Katie: That was such a weird time for me.  I’m one of the most patriotic people you’ll ever meet, for real. In saying that, how do I describe to you what it feels like to want to live for something other than myself, to want to protect my friends and family, to want to serve a country that I love unconditionally and one that supposedly loves me back… but with conditions? They love the fact that I volunteered to give my life for the cause of a greater good, but they didn’t love the fact that I loved women.  There’s no describing that feeling.  I can’t explain how many times I felt stupid for being a part of something that wanted nothing to do with me. Well, let me rephrase that.  They wanted me, but not all of me.  Imagine going to work knowing that at any time you could be fired because someone found out you had a date with a woman the night before.  It causes someone to be a recluse.  It makes people lie.  It forces people to be deceiving.  It even made people kill themselves, much like our world today where we’re surrounded by folks that feel as though we’re doing something disgraceful.

My whole time in, DADT was alive and well.  All I knew was how to hide and how to be secretive.  Don’t get me wrong, I didn’t go the whole 6 years without ever telling a soul, but I did go the whole 6 six years only confiding in a small amount of people that I trusted wouldn’t “blow me in”.  I found myself following all the rules and trying to be the best at everything I did: my job, ironing my uniform, polishing my boots, shooting firearms, etc. so that IF someone did decide it was necessary to punish me for being lesbian, that would be the only thing “negative” they would have to say about me.
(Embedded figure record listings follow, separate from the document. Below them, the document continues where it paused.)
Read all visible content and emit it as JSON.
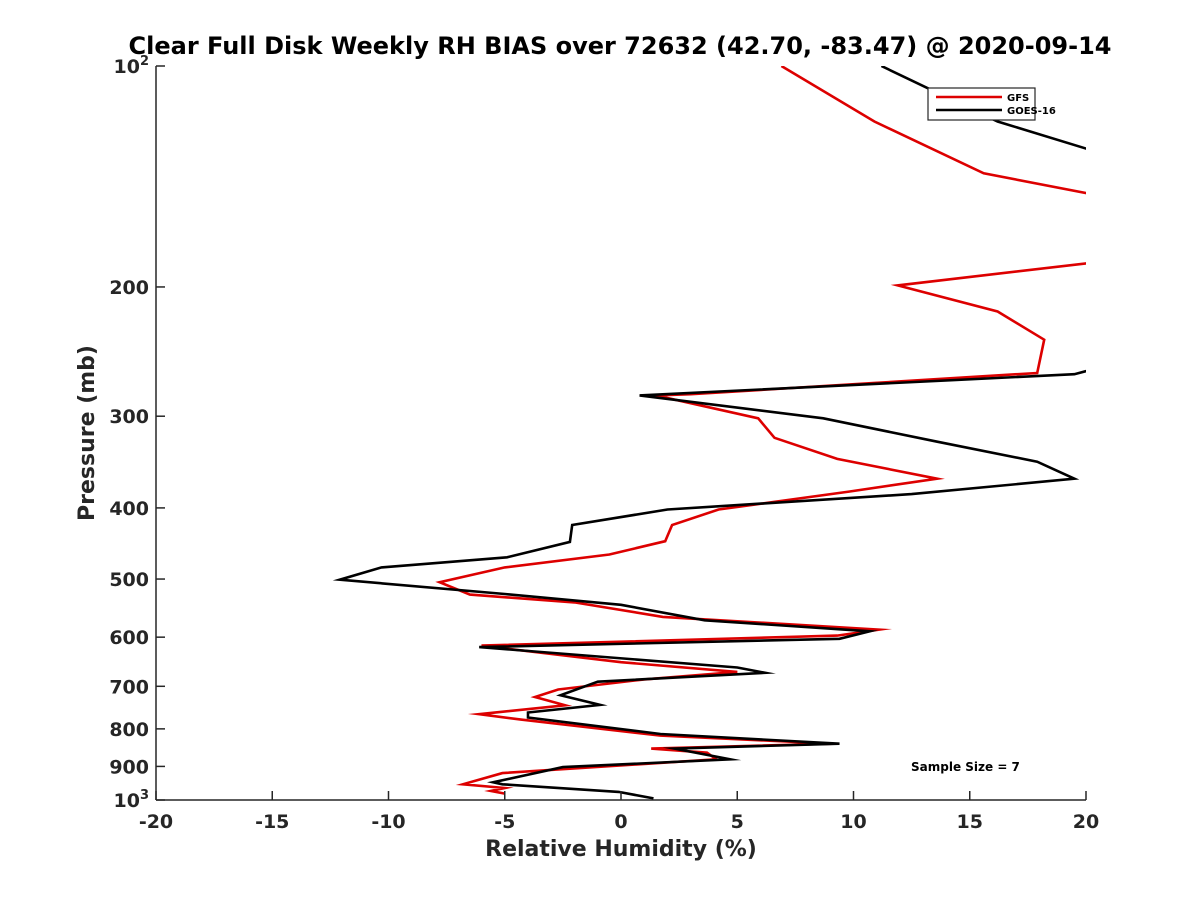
{
  "chart_data": {
    "type": "line",
    "title": "Clear Full Disk Weekly RH BIAS over 72632 (42.70, -83.47) @ 2020-09-14",
    "xlabel": "Relative Humidity (%)",
    "ylabel": "Pressure (mb)",
    "xlim": [
      -20,
      20
    ],
    "ylim": [
      100,
      1000
    ],
    "y_scale": "log",
    "y_reversed": true,
    "x_ticks": [
      "-20",
      "-15",
      "-10",
      "-5",
      "0",
      "5",
      "10",
      "15",
      "20"
    ],
    "y_ticks": [
      {
        "value": 100,
        "base": "10",
        "exp": "2"
      },
      {
        "value": 200,
        "label": "200"
      },
      {
        "value": 300,
        "label": "300"
      },
      {
        "value": 400,
        "label": "400"
      },
      {
        "value": 500,
        "label": "500"
      },
      {
        "value": 600,
        "label": "600"
      },
      {
        "value": 700,
        "label": "700"
      },
      {
        "value": 800,
        "label": "800"
      },
      {
        "value": 900,
        "label": "900"
      },
      {
        "value": 1000,
        "base": "10",
        "exp": "3"
      }
    ],
    "legend_position": "top-right",
    "annotation": "Sample Size = 7",
    "series": [
      {
        "name": "GFS",
        "color": "#dd0000",
        "points": [
          [
            6.9,
            100
          ],
          [
            10.9,
            119
          ],
          [
            15.6,
            140
          ],
          [
            20.5,
            150
          ],
          [
            20.5,
            185
          ],
          [
            11.9,
            199
          ],
          [
            16.2,
            216
          ],
          [
            18.2,
            236
          ],
          [
            17.9,
            262
          ],
          [
            3.0,
            280
          ],
          [
            1.5,
            281
          ],
          [
            5.9,
            302
          ],
          [
            6.6,
            321
          ],
          [
            9.3,
            343
          ],
          [
            13.6,
            365
          ],
          [
            9.8,
            380
          ],
          [
            4.2,
            402
          ],
          [
            2.2,
            422
          ],
          [
            1.9,
            444
          ],
          [
            -0.5,
            463
          ],
          [
            -5.0,
            482
          ],
          [
            -7.8,
            505
          ],
          [
            -6.5,
            525
          ],
          [
            -2.0,
            538
          ],
          [
            1.8,
            563
          ],
          [
            11.1,
            586
          ],
          [
            9.3,
            597
          ],
          [
            -6.0,
            616
          ],
          [
            0.0,
            649
          ],
          [
            5.0,
            669
          ],
          [
            1.0,
            685
          ],
          [
            -2.7,
            707
          ],
          [
            -3.7,
            724
          ],
          [
            -2.4,
            743
          ],
          [
            -6.1,
            764
          ],
          [
            -4.3,
            777
          ],
          [
            1.7,
            817
          ],
          [
            9.1,
            838
          ],
          [
            1.3,
            851
          ],
          [
            3.7,
            862
          ],
          [
            4.1,
            880
          ],
          [
            -5.1,
            919
          ],
          [
            -6.8,
            952
          ],
          [
            -5.0,
            963
          ],
          [
            -5.6,
            972
          ],
          [
            -5.0,
            980
          ]
        ]
      },
      {
        "name": "GOES-16",
        "color": "#000000",
        "points": [
          [
            11.2,
            100
          ],
          [
            16.2,
            119
          ],
          [
            20.5,
            131
          ],
          [
            20.5,
            258
          ],
          [
            19.5,
            263
          ],
          [
            0.8,
            281
          ],
          [
            8.7,
            302
          ],
          [
            13.6,
            325
          ],
          [
            17.9,
            346
          ],
          [
            19.5,
            365
          ],
          [
            12.5,
            383
          ],
          [
            2.0,
            402
          ],
          [
            -2.1,
            422
          ],
          [
            -2.2,
            445
          ],
          [
            -4.9,
            467
          ],
          [
            -10.3,
            482
          ],
          [
            -12.1,
            501
          ],
          [
            -5.0,
            524
          ],
          [
            0.0,
            542
          ],
          [
            3.6,
            569
          ],
          [
            10.7,
            589
          ],
          [
            9.4,
            603
          ],
          [
            -6.1,
            619
          ],
          [
            5.0,
            660
          ],
          [
            6.2,
            671
          ],
          [
            -1.0,
            690
          ],
          [
            -2.6,
            720
          ],
          [
            -0.9,
            742
          ],
          [
            -4.0,
            760
          ],
          [
            -4.0,
            772
          ],
          [
            1.7,
            813
          ],
          [
            9.4,
            838
          ],
          [
            2.3,
            851
          ],
          [
            4.7,
            880
          ],
          [
            -2.5,
            902
          ],
          [
            -5.5,
            946
          ],
          [
            -5.1,
            952
          ],
          [
            -0.1,
            975
          ],
          [
            1.4,
            995
          ]
        ]
      }
    ]
  }
}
I guess, to be as short and to the point as possible, I love that people aren’t being forced to hide their sexuality any longer.  I makes my heart smile and I’m hoping that they’re having a more positive experience than when I was in.  The tough question would really be, why is it that someone would want to join an organization and volunteer their life for them if the organization/club wasn’t ok with them and their lifestyle?  The quick and honest answer is because there were more important things at stake…

 3. Have you ever found it difficult to be a lesbian in the great state of Texas or when planning your wedding?

Katie: I think we’re already a pretty private people, but being in Texas makes it easy to be that way.  The part that makes it a little rough in Texas is the deep southern, religion driven mentally that our lifestyle is wrong, wrapped with a bunch of “bless your hearts”, and even more “we love you anyways”.  Fortunately, we haven’t had any issues planning our wedding, but we do a lot of research to make sure that we don’t put ourselves in a position to be disappointed.

Amber: We’ve had a really good experience planning our wedding. We decided early on to just ask whether two brides would be an issue and so far everyone we’ve worked with has been very supportive.

4. Where did you guys meet and what was the first thing you remember about each other?

Katie: My first thought when I saw Amber was, “Wow, she’s beautiful.” On our first date, we sat at the restaurant talking and laughing for hours before Amber got us cut off.

Amber: Katie loves to tell that story! I may have thrown my phone at one point… but now she knows I wasn’t drunk, I’m just a klutz. And we met online! The first thing I noticed about Katie were her blue eyes and her smile. She just came across as so genuine and still does.

5. Favorite trip that you two have taken together?

Katie: Even though Amber tried to kill me at the ski resort, mine would be Banff.  How could it not be?! My lady said yes to marry me and I turned the dirty 30! And! Banff is absolutely gorgeous.  I’m a beach person myself, but visiting Banff opened up my eyes to beauty off of the water.

Amber: She refused the bunny slopes!! I tried. And I agree. We’ve taken a few trips, but that has been my favorite as well. I love the mountains! The whole trip was just surreal.

6. What do you think really makes a marriage last?

Respect, commitment and communication.